Building in the open

This project is my attempt to write down every step of that chain, in the open. I want to build and document real tools as I go.

It starts with an email kill chain checker — something that maps how a phishing-driven attack would actually unfold, from the initial lure to the foothold. And it grows from there toward developing my own command-and-control framework, so I can understand from the inside how operators maintain access, how they stay quiet, and — most importantly — how defenders can catch them.

When I first entered this field, building something like a C2 felt like the summit. It was the final goal, the thing I'd point at and say "I made it." Now I understand it was only the beginning. The real goal was never the tool. The tool is just a way of forcing yourself to truly understand. The real goal was always the understanding.

Speed as opportunity

That's why I created this blog. I want to show how anyone can start building their own competitive tools in a field that moves faster than any single person can keep up with.

And here's the thing I've learned about that speed: it isn't a problem to fear — it's an opportunity. When everything around you is accelerating, that is exactly the moment to lean into new capabilities. To use AI not as a crutch, but as a force multiplier. To stop trying to memorize the field and start learning how to rebuild yourself as it shifts.

Because the people who last in security aren't the ones who know the most today. They're the ones who can reinvent themselves tomorrow.

Red team, 2021

I've been working on the red team side since 2021. I started as a consultant — moving between clients, environments, and threat models, never staying in one place long enough to get comfortable. That discomfort was the point.
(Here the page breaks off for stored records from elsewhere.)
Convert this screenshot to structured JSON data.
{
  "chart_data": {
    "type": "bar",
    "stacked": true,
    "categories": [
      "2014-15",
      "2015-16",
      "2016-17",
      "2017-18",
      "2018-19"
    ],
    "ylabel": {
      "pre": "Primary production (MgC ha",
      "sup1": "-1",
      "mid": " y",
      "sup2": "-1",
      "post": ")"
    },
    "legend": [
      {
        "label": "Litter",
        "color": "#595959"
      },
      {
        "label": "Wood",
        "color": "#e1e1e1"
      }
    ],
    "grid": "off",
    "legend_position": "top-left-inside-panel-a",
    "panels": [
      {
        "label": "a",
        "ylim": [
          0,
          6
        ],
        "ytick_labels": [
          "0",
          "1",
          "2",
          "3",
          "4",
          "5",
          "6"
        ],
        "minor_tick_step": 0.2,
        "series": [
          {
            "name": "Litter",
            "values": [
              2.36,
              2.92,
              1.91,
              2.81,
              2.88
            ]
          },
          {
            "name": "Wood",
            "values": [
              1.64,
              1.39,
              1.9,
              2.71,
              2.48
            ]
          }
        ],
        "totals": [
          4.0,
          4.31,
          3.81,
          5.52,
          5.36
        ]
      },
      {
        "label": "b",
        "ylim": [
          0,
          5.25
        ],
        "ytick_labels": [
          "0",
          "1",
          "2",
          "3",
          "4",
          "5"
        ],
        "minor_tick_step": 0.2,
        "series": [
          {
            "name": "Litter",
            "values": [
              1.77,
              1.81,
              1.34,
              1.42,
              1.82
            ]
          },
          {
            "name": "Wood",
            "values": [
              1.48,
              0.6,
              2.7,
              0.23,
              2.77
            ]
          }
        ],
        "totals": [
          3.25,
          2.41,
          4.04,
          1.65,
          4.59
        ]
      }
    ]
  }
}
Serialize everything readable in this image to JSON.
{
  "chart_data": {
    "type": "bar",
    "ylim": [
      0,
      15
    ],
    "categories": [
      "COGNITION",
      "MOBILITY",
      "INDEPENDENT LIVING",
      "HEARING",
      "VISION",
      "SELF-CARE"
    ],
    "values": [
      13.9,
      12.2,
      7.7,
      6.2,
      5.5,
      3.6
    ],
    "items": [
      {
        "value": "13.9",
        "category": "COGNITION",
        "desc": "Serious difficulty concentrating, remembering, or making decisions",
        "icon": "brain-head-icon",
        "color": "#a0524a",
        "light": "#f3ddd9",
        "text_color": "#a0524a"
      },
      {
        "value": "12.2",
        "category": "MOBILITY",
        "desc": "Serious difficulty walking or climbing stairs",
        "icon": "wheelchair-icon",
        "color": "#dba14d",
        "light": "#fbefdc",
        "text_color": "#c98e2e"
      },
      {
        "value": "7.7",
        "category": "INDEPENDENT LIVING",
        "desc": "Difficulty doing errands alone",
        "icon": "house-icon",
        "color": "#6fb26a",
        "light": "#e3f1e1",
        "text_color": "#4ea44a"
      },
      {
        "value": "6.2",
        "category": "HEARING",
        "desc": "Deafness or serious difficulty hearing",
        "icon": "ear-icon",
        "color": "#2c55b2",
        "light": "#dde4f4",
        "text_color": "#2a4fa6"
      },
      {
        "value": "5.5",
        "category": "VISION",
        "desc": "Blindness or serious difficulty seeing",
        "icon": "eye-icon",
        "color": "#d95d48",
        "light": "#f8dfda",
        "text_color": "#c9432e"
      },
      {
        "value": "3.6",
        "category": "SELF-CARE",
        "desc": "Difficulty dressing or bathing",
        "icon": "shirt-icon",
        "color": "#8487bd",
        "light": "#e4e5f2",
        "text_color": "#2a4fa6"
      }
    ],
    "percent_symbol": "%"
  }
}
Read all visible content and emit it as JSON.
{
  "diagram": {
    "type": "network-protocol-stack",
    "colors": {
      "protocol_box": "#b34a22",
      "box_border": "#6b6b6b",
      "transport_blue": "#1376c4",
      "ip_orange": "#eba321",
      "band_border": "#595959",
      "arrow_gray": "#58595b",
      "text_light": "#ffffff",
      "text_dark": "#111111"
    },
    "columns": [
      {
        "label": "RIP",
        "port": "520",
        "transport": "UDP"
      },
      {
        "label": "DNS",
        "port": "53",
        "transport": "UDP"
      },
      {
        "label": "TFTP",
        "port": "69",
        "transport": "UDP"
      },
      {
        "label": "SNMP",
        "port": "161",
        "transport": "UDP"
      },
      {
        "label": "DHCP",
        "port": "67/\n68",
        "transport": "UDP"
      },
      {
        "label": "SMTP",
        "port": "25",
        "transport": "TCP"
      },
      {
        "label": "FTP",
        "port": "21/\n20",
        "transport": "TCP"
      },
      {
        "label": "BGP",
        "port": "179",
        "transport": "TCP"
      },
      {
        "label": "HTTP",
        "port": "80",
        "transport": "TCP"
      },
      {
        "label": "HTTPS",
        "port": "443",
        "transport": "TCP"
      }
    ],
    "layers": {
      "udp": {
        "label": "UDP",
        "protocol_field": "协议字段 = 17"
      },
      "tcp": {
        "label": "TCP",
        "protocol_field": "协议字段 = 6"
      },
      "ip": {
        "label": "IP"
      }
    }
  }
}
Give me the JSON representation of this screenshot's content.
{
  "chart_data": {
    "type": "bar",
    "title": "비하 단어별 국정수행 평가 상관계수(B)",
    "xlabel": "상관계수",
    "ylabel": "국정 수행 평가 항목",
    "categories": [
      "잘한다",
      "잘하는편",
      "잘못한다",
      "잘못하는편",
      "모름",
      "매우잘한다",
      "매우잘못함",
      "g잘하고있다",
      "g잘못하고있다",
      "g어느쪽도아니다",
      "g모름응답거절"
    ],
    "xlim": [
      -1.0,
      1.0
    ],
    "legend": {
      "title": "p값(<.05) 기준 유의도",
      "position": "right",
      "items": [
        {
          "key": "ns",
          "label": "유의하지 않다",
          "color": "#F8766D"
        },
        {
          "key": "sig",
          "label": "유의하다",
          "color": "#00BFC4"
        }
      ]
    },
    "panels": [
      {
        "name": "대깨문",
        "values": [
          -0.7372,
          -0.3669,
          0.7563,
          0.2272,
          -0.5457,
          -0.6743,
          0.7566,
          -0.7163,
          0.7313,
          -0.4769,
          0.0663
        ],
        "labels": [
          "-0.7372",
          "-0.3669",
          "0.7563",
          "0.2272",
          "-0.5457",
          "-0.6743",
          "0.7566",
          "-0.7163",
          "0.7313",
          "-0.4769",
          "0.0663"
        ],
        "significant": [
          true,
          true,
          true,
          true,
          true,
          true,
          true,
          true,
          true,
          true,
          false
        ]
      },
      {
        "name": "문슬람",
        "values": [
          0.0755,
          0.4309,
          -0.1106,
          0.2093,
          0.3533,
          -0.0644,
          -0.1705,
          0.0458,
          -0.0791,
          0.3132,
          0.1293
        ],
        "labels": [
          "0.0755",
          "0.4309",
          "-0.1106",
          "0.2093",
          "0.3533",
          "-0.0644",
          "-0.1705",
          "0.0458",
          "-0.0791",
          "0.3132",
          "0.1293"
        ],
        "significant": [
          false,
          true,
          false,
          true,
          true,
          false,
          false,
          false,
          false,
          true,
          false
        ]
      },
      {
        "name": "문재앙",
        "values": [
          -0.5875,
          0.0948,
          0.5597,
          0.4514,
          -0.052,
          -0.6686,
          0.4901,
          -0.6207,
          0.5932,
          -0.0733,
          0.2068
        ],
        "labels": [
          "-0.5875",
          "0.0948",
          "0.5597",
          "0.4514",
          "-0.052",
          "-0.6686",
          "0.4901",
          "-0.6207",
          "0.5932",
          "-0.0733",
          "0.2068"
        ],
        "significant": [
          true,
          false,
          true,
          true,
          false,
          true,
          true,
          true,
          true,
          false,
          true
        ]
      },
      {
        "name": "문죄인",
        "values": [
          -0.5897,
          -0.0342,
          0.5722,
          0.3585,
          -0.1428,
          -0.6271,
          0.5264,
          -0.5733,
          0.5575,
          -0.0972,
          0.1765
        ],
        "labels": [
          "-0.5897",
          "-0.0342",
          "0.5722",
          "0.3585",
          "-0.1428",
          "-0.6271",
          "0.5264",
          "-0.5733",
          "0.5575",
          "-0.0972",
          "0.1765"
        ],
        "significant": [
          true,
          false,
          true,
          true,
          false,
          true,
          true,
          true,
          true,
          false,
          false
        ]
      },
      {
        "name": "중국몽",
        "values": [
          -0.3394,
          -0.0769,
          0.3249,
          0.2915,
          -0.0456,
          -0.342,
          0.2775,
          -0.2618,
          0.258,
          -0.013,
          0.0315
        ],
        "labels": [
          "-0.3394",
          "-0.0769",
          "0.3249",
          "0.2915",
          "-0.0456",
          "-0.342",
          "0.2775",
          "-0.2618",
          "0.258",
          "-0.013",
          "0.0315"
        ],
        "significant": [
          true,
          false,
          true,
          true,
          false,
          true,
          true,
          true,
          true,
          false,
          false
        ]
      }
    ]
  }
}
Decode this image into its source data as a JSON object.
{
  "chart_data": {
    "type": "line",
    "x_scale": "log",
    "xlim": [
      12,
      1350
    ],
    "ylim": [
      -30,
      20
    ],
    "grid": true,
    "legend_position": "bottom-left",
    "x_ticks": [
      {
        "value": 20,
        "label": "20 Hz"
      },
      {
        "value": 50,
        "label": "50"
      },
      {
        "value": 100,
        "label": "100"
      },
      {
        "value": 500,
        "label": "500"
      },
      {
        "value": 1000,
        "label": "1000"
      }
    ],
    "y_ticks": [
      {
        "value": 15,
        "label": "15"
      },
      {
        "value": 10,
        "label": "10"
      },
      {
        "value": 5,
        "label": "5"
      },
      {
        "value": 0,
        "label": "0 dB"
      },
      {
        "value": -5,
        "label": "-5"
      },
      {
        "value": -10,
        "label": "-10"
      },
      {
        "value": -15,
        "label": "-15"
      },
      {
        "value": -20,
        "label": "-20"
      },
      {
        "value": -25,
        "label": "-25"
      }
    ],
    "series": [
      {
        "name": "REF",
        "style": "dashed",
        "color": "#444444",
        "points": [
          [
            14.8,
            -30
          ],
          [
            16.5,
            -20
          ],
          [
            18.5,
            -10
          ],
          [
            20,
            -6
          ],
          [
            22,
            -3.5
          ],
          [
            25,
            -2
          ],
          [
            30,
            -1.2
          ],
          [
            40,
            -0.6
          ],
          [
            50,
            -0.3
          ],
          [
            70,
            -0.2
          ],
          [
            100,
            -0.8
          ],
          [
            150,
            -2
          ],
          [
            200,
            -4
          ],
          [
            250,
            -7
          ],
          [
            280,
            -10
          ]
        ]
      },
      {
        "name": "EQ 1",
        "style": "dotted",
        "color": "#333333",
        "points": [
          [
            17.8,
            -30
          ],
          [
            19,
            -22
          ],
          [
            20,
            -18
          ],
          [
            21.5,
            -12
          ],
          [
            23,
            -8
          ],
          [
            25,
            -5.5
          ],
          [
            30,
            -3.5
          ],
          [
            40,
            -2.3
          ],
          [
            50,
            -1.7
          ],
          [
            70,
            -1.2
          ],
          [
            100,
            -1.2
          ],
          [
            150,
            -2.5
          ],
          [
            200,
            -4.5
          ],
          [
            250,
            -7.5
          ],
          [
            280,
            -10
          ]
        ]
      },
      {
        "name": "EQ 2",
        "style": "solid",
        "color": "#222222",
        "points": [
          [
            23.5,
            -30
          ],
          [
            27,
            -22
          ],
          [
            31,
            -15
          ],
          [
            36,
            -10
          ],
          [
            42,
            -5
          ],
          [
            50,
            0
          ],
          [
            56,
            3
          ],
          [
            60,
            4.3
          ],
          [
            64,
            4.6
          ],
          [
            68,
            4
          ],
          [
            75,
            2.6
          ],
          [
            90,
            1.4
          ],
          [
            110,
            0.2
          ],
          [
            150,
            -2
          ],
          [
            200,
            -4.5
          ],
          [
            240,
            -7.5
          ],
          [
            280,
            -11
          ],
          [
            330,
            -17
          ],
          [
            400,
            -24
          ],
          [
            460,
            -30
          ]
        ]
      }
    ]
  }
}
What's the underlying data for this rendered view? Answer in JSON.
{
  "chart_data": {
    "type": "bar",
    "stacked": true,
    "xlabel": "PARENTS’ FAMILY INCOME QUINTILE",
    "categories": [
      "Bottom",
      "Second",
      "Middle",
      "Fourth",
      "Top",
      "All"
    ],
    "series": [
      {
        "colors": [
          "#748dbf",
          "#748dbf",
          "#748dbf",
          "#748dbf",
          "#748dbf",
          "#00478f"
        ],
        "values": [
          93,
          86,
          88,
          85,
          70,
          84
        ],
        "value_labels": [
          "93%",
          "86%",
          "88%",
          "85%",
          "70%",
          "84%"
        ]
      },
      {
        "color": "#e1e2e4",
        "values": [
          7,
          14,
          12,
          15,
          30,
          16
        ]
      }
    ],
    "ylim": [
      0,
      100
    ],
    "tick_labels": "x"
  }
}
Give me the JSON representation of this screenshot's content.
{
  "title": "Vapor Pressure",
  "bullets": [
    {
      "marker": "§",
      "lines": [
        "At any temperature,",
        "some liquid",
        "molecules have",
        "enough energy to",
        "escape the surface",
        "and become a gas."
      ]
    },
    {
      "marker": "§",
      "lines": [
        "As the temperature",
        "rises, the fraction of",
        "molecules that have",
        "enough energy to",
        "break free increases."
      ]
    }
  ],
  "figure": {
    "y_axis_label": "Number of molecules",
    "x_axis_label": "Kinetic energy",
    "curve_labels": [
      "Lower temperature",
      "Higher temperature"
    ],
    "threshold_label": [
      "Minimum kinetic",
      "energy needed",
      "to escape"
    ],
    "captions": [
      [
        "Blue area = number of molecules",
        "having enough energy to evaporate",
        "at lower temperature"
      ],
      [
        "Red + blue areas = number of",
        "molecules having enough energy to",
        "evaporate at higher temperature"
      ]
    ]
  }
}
My idea was always to learn every side of the problem: how attackers operate, how defenders respond, and how the business caught in the middle absorbs the impact. Honestly, sitting across the table from a client taught me as much as any exploit ever did — because it brought me right back to the human factor. The fear, the assumptions, the blind spots that no scanner will ever flag.

What you'll find here

So this is the promise of this place: an honest, ongoing record of one red teamer trying to understand the whole picture — one kill chain at a time.

The tools will change. The techniques will change. The defenses will change. But the human won't. And if we really want to protect people, we have to start by understanding them.

Welcome to the project. Let's build from the beginning.